A UK research team backed by Public Health England and the Culture Department has concluded that singing produces no more aerosols than speaking loudly in a pub.
The researchers – from Imperial College, Bristol University, the Royal Brompton Hospital and three other centres – studied the aerosols emitted by 25 professional singers.
They found that the numbers rose with any increase of vocal activity, no matter whether singing or speaking, in church or concert, classical or rock music.
Jonathan Reid, Professor of physical chemistry at Bristol, said: ‘Our research has provided a rigorous scientific basis for Covid-19 recommendations for arts venues to operate safely for both the performers and audience by ensuring that spaces are appropriately ventilated to reduce the risk of airborne transmission.’
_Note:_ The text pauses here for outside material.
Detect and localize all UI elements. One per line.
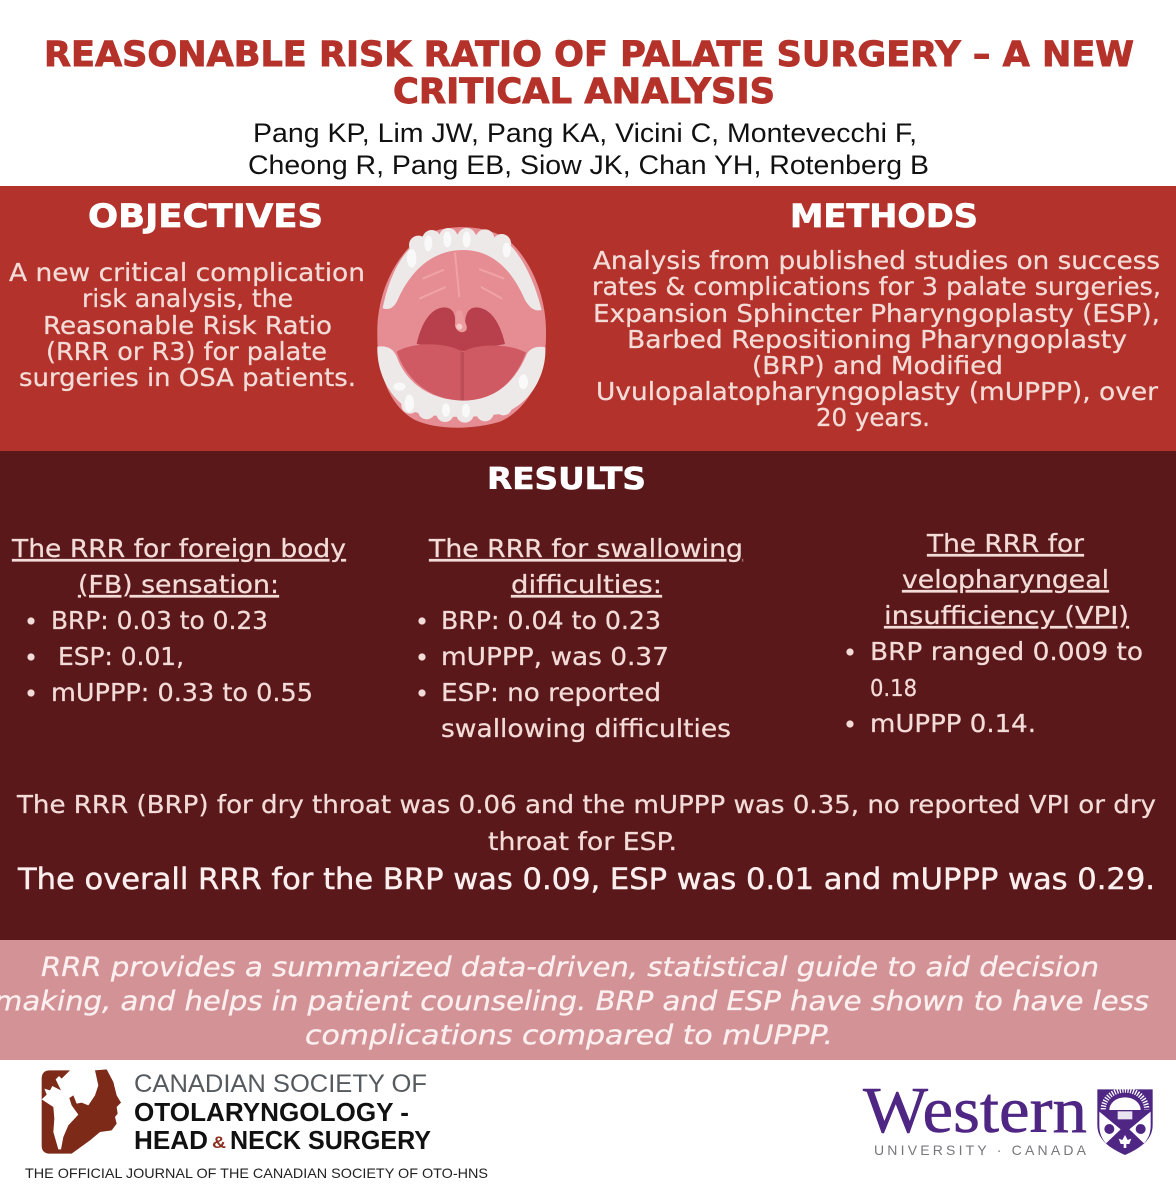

This is hugely encouraging, vastly more so than the latest German studies.
Culture Secretary Oliver Dowden said: ‘Singing is an important passion and pastime for many people who I’m sure will join me in welcoming the findings of this important study.’
UPDATE: Some more from the Bristol team:
While singing does not produce very substantially more aerosol than speaking at a similar volume. The researchers discovered that there is a steep rise in aerosol mass with increase in the loudness of the singing and speaking, rising by as much as a factor of 20-30.
Musical organisations could consider treating speaking and singing equally, with more attention focused on the volume at which the vocalisation occurs, the number of participants (source strength), the type of room in which the activity occurs (i.e. air exchange rate) and the duration of the rehearsal and period over which performers are vocalising.